振り返ってみると今年は、春先の低温と日照不足、
夏の延々と続く猛暑等で、農作物には荷酷な天候の推移でした。
もう2〜3℃気温が上がって37〜38℃以上の酷暑が続けば、
多分(ブドウを)仕上げることはできなかっただろうと思います。
葉の状態をみても、それほどに今年の暑さは
ブドウができるかどうかぎりぎりの限界線上にあったと実感しています。
農作物は、天候が順調に生育する範囲内でないと どんな技術力があっても無理です。
人間の力などは、自然の猛威のなかでは、無いに等しいー
このことが職人としての私のプライドを著しく傷つけ続けます。
近年、年ごとに予想もしない、経験したこともない天候に
見舞われることが急加速してきています。
ブドウの生産ができなくなるかも知れない天候異変への不安が、年々増大してきています。
落葉果樹の生育は、最低気温の推移が鍵を握っています。
生育のその時季折々に必要な最低温度を確保できないと
品質の低下を招いたり、最悪ならできなくなったりします。
温暖化ばかりが強調されていますが、寒暖の差の大きさが
近年の天候のもう一つの大きな特徴です。
安定生産と品質向上を目指すなら、加温設備を伴う施設栽培でないと
もはや無理ではないかと思います。
問題は生産コストが上昇して、この不況下を乗り切れるかどうかということです。
一昨年秋からの際立った不況は、消費の低迷を一気に加速させ
高単価の物が極端に売れなくなってきています。
売れないと市場価格は下がり続けます。

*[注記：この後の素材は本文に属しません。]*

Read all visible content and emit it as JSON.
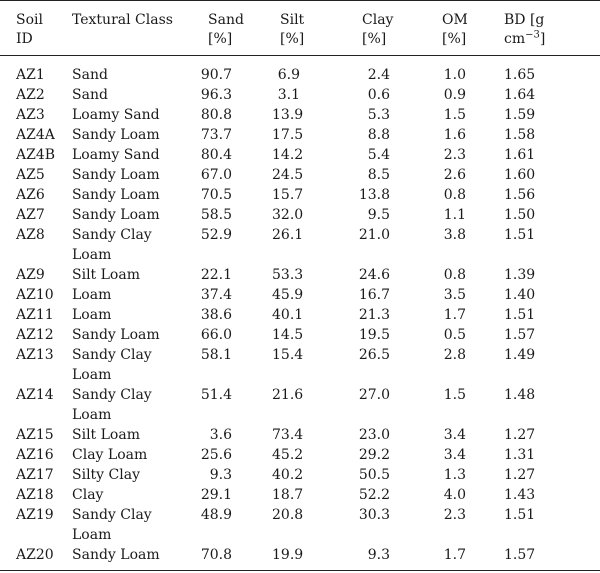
{
  "headers": {
    "soil_id_1": "Soil",
    "soil_id_2": "ID",
    "textural_class": "Textural Class",
    "sand_1": "Sand",
    "sand_2": "[%]",
    "silt_1": "Silt",
    "silt_2": "[%]",
    "clay_1": "Clay",
    "clay_2": "[%]",
    "om_1": "OM",
    "om_2": "[%]",
    "bd_1": "BD [g",
    "bd_2": "cm",
    "bd_sup": "−3",
    "bd_3": "]"
  },
  "rows": [
    {
      "id": "AZ1",
      "cls": "Sand",
      "cls2": "",
      "sand": "90.7",
      "silt": "6.9",
      "clay": "2.4",
      "om": "1.0",
      "bd": "1.65"
    },
    {
      "id": "AZ2",
      "cls": "Sand",
      "cls2": "",
      "sand": "96.3",
      "silt": "3.1",
      "clay": "0.6",
      "om": "0.9",
      "bd": "1.64"
    },
    {
      "id": "AZ3",
      "cls": "Loamy Sand",
      "cls2": "",
      "sand": "80.8",
      "silt": "13.9",
      "clay": "5.3",
      "om": "1.5",
      "bd": "1.59"
    },
    {
      "id": "AZ4A",
      "cls": "Sandy Loam",
      "cls2": "",
      "sand": "73.7",
      "silt": "17.5",
      "clay": "8.8",
      "om": "1.6",
      "bd": "1.58"
    },
    {
      "id": "AZ4B",
      "cls": "Loamy Sand",
      "cls2": "",
      "sand": "80.4",
      "silt": "14.2",
      "clay": "5.4",
      "om": "2.3",
      "bd": "1.61"
    },
    {
      "id": "AZ5",
      "cls": "Sandy Loam",
      "cls2": "",
      "sand": "67.0",
      "silt": "24.5",
      "clay": "8.5",
      "om": "2.6",
      "bd": "1.60"
    },
    {
      "id": "AZ6",
      "cls": "Sandy Loam",
      "cls2": "",
      "sand": "70.5",
      "silt": "15.7",
      "clay": "13.8",
      "om": "0.8",
      "bd": "1.56"
    },
    {
      "id": "AZ7",
      "cls": "Sandy Loam",
      "cls2": "",
      "sand": "58.5",
      "silt": "32.0",
      "clay": "9.5",
      "om": "1.1",
      "bd": "1.50"
    },
    {
      "id": "AZ8",
      "cls": "Sandy Clay",
      "cls2": "Loam",
      "sand": "52.9",
      "silt": "26.1",
      "clay": "21.0",
      "om": "3.8",
      "bd": "1.51"
    },
    {
      "id": "AZ9",
      "cls": "Silt Loam",
      "cls2": "",
      "sand": "22.1",
      "silt": "53.3",
      "clay": "24.6",
      "om": "0.8",
      "bd": "1.39"
    },
    {
      "id": "AZ10",
      "cls": "Loam",
      "cls2": "",
      "sand": "37.4",
      "silt": "45.9",
      "clay": "16.7",
      "om": "3.5",
      "bd": "1.40"
    },
    {
      "id": "AZ11",
      "cls": "Loam",
      "cls2": "",
      "sand": "38.6",
      "silt": "40.1",
      "clay": "21.3",
      "om": "1.7",
      "bd": "1.51"
    },
    {
      "id": "AZ12",
      "cls": "Sandy Loam",
      "cls2": "",
      "sand": "66.0",
      "silt": "14.5",
      "clay": "19.5",
      "om": "0.5",
      "bd": "1.57"
    },
    {
      "id": "AZ13",
      "cls": "Sandy Clay",
      "cls2": "Loam",
      "sand": "58.1",
      "silt": "15.4",
      "clay": "26.5",
      "om": "2.8",
      "bd": "1.49"
    },
    {
      "id": "AZ14",
      "cls": "Sandy Clay",
      "cls2": "Loam",
      "sand": "51.4",
      "silt": "21.6",
      "clay": "27.0",
      "om": "1.5",
      "bd": "1.48"
    },
    {
      "id": "AZ15",
      "cls": "Silt Loam",
      "cls2": "",
      "sand": "3.6",
      "silt": "73.4",
      "clay": "23.0",
      "om": "3.4",
      "bd": "1.27"
    },
    {
      "id": "AZ16",
      "cls": "Clay Loam",
      "cls2": "",
      "sand": "25.6",
      "silt": "45.2",
      "clay": "29.2",
      "om": "3.4",
      "bd": "1.31"
    },
    {
      "id": "AZ17",
      "cls": "Silty Clay",
      "cls2": "",
      "sand": "9.3",
      "silt": "40.2",
      "clay": "50.5",
      "om": "1.3",
      "bd": "1.27"
    },
    {
      "id": "AZ18",
      "cls": "Clay",
      "cls2": "",
      "sand": "29.1",
      "silt": "18.7",
      "clay": "52.2",
      "om": "4.0",
      "bd": "1.43"
    },
    {
      "id": "AZ19",
      "cls": "Sandy Clay",
      "cls2": "Loam",
      "sand": "48.9",
      "silt": "20.8",
      "clay": "30.3",
      "om": "2.3",
      "bd": "1.51"
    },
    {
      "id": "AZ20",
      "cls": "Sandy Loam",
      "cls2": "",
      "sand": "70.8",
      "silt": "19.9",
      "clay": "9.3",
      "om": "1.7",
      "bd": "1.57"
    }
  ]
}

販売価格が生産コストを下回り続けると
経営を維持できなくなるのは必至です。
不況のしわ寄せは中小零細企業とか農業などの第一次産業の弱いところに集中してきます。
農機、農業資材・燃料等の高値は市場価格からすると暴力的です。
生産コストを下げようとすると、原始農業にでも帰らない限り無理、
そこが大きな壁となってきます。
米価も予想通り、所得補償政策が引き金となって、過激に下がっています。
米作に必要な農機だけをみても、米価からすると天文学的な値段で、
もはや米作経営は不可能という所まで来ていると思います。
総じて、日本の農業は経営難に陥っています。
天候不順、販売不安、TPP等自由化への不安、獣害等々まさに四面楚歌の末期的状況です。